The city of Los Angeles joined a long line of litigants on Thursday when it filed separate lawsuits (pdf) against Wells Fargo Bank and Citigroup Inc. over questionable home loans they made to low-income borrowers just before the economic crash in 2008.
The suits allege that the loans amounted to discrimination because they were targeted at minority communities and violated the federal Fair Housing Act. After years of effectively excluding these potential borrowers from the housing marketplace through redlining, the suit argues, the bankers opened the floodgates by offering them predatory loans.

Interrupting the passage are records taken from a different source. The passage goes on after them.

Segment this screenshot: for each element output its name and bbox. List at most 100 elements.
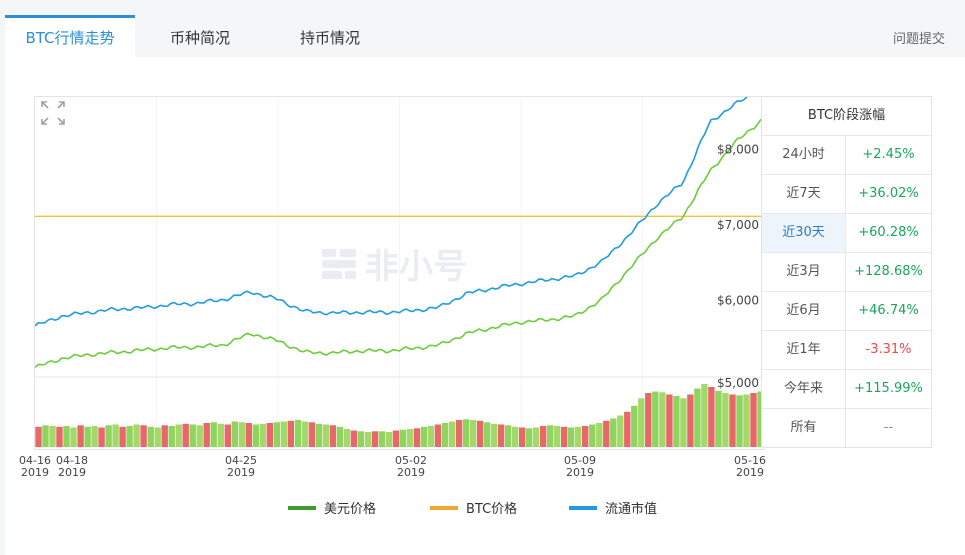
volume-bar: [378, 431, 386, 448]
legend-market-cap[interactable]: 流通市值: [569, 498, 657, 517]
volume-bar: [287, 420, 294, 448]
volume-bar: [49, 426, 56, 447]
volume-bar: [512, 426, 519, 448]
volume-bar: [533, 427, 540, 447]
volume-bar: [280, 421, 287, 447]
volume-bar: [98, 427, 105, 447]
volume-bar: [63, 426, 70, 447]
stats-row-6: 今年来 +115.99%: [762, 370, 931, 409]
volume-bar: [455, 420, 463, 447]
volume-bar: [336, 426, 344, 448]
volume-bar: [547, 425, 554, 448]
volume-bar: [210, 422, 217, 448]
volume-bar: [308, 422, 316, 448]
volume-bar: [659, 392, 666, 448]
volume-bar: [722, 393, 729, 447]
volume-bar: [406, 429, 414, 447]
volume-bar: [729, 394, 736, 447]
legend-usd-price[interactable]: 美元价格: [288, 498, 376, 517]
volume-bar: [266, 423, 273, 447]
legend-btc-price[interactable]: BTC价格: [430, 498, 517, 517]
volume-bar: [35, 426, 42, 448]
stats-period-label: 所有: [762, 409, 846, 447]
volume-bar: [203, 423, 210, 447]
legend-swatch: [288, 505, 316, 510]
volume-bar: [490, 423, 498, 448]
volume-bar: [119, 426, 126, 448]
volume-bar: [610, 418, 617, 447]
volume-bar: [42, 425, 49, 448]
volume-bar: [652, 391, 659, 447]
volume-bar: [673, 396, 680, 447]
report-issue-link[interactable]: 问题提交: [892, 32, 945, 47]
volume-bar: [399, 429, 407, 448]
volume-bar: [596, 423, 603, 447]
stats-row-0: 24小时 +2.45%: [762, 136, 931, 175]
stats-period-label: 近3月: [762, 253, 846, 291]
volume-bar: [217, 423, 224, 448]
volume-bar: [568, 427, 575, 447]
volume-bar: [680, 398, 687, 448]
stats-row-5: 近1年 -3.31%: [762, 331, 931, 370]
volume-bar: [133, 424, 140, 447]
volume-bar: [329, 425, 337, 448]
volume-bar: [540, 426, 547, 447]
stats-change-value: +128.68%: [854, 264, 923, 279]
volume-bar: [526, 428, 533, 448]
x-axis: 04-16201904-18201904-25201905-02201905-0…: [19, 454, 766, 479]
expand-icon[interactable]: [40, 100, 66, 126]
stats-row-1: 近7天 +36.02%: [762, 175, 931, 214]
x-tick-label: 04-16: [19, 454, 51, 467]
x-tick-label: 04-18: [56, 454, 88, 467]
volume-bar: [624, 411, 631, 448]
volume-bar: [483, 422, 491, 448]
volume-bar: [561, 426, 568, 448]
volume-bar: [112, 424, 119, 447]
y-tick-label: $5,000: [717, 376, 759, 390]
volume-bar: [231, 421, 238, 447]
volume-bar: [434, 424, 442, 447]
volume-bar: [448, 421, 456, 447]
volume-bar: [168, 426, 175, 447]
tab-btc-market[interactable]: BTC行情走势: [5, 15, 135, 57]
volume-bar: [476, 420, 484, 448]
x-tick-label: 05-09: [564, 454, 596, 467]
x-tick-label: 04-25: [225, 454, 257, 467]
market-cap-series: [35, 97, 748, 327]
tab-coin-overview[interactable]: 币种简况: [169, 29, 230, 47]
x-tick-label: 2019: [736, 466, 764, 479]
volume-bar: [736, 395, 743, 447]
volume-bar: [497, 424, 505, 447]
x-tick-label: 2019: [227, 466, 255, 479]
volume-bar: [617, 415, 624, 447]
volume-bar: [645, 393, 652, 447]
stats-row-7: 所有 --: [762, 409, 931, 447]
volume-bar: [196, 425, 203, 448]
stats-change-value: +36.02%: [858, 186, 919, 201]
x-tick-label: 2019: [21, 466, 49, 479]
volume-bar: [441, 423, 449, 447]
volume-bar: [631, 405, 638, 448]
stats-period-label: 近1年: [762, 331, 846, 369]
stats-period-label: 今年来: [762, 370, 846, 408]
volume-bar: [147, 426, 154, 448]
volume-bar: [161, 425, 168, 448]
volume-bar: [301, 421, 309, 447]
volume-bar: [273, 422, 280, 448]
volume-bar: [413, 428, 421, 448]
volume-bar: [364, 432, 372, 447]
price-chart[interactable]: 非小号 $5,000 $6,000 $7,000 $8,000: [34, 96, 765, 450]
volume-bar: [757, 391, 764, 447]
volume-bar: [715, 390, 722, 448]
volume-bar: [294, 420, 302, 447]
volume-bar: [582, 426, 589, 447]
y-tick-label: $7,000: [717, 218, 759, 232]
volume-bar: [575, 426, 582, 448]
volume-bar: [91, 426, 98, 447]
volume-bar: [469, 420, 477, 447]
x-tick-label: 05-02: [395, 454, 427, 467]
volume-bar: [427, 426, 435, 447]
volume-bar: [224, 424, 231, 447]
tab-holdings[interactable]: 持币情况: [299, 29, 360, 47]
volume-bar: [371, 431, 379, 448]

Banks have foreclosed on 1.7 million homes in California since 2008 and Wells Fargo is responsible for 20% of them. Home values have declined $78.8 billion in Los Angeles during that time, according to a study cited in the Wells Fargo lawsuit. More than 79,000 Los Angeles homeowners are underwater on loans worth $7.3 billion. If banks wrote down those loans, it would pump $780 million into the local economy and add 11,353 jobs.
The suits don’t seek a specific amount of restitution, but cite studies that show 200,000 foreclosures in the L.A. area between 2008 and 2012 cost the city $1.2 billion for “maintenance, inspections, trash removal, increased public safety calls and other code enforcement services.” The city also claims it lost $481 million in property tax revenues.
Although the lawsuits focus on the period beginning just before the financial and housing crash, they outline a long history of predatory behavior by the banks that dates back decades and continues to this day. Banks increased their issuance of subprime loans targeted at minority communities from $96 billion to $640 billion between 1996 and 2006. While it was increasing those predatory loans, it was redlining the areas for more conventional loans.
The lawsuit says a regression analysis of loan data that takes into account credit history and other factors found that a Wells Fargo African-American borrower was 2.078 times more likely to get a predatory loan than a white borrower. A Latino was 1.548 more likely. When you break out those borrowers with FICO credit-worthy scores of over 660, African-Americans were 2.124 times more likely to receive a predatory loan than a white person.
“Wells Fargo possesses sophisticated underwriting technology and data that allows it to predict with precision the likelihood of delinquency, default, or disclosure,” the lawsuit reads. “The fact that Wells Fargo’s foreclosures are so disproportionately concentrated in minority neighborhoods is not the product of random events. To the contrary, it reflects and is fully consistent with Wells Fargo’s practice of targeting minority neighborhoods and customers for discriminatory practices and predatory pricing and products.”
The city made the same accusations in its lawsuit against Citigroup.
Wells Fargo and Citigroup both released statements dismissing the allegations. Wells Fargo said it was a “fair and responsible lender” and called the lawsuit “meritless.” Citigroup said it was “fair to all of our customers.”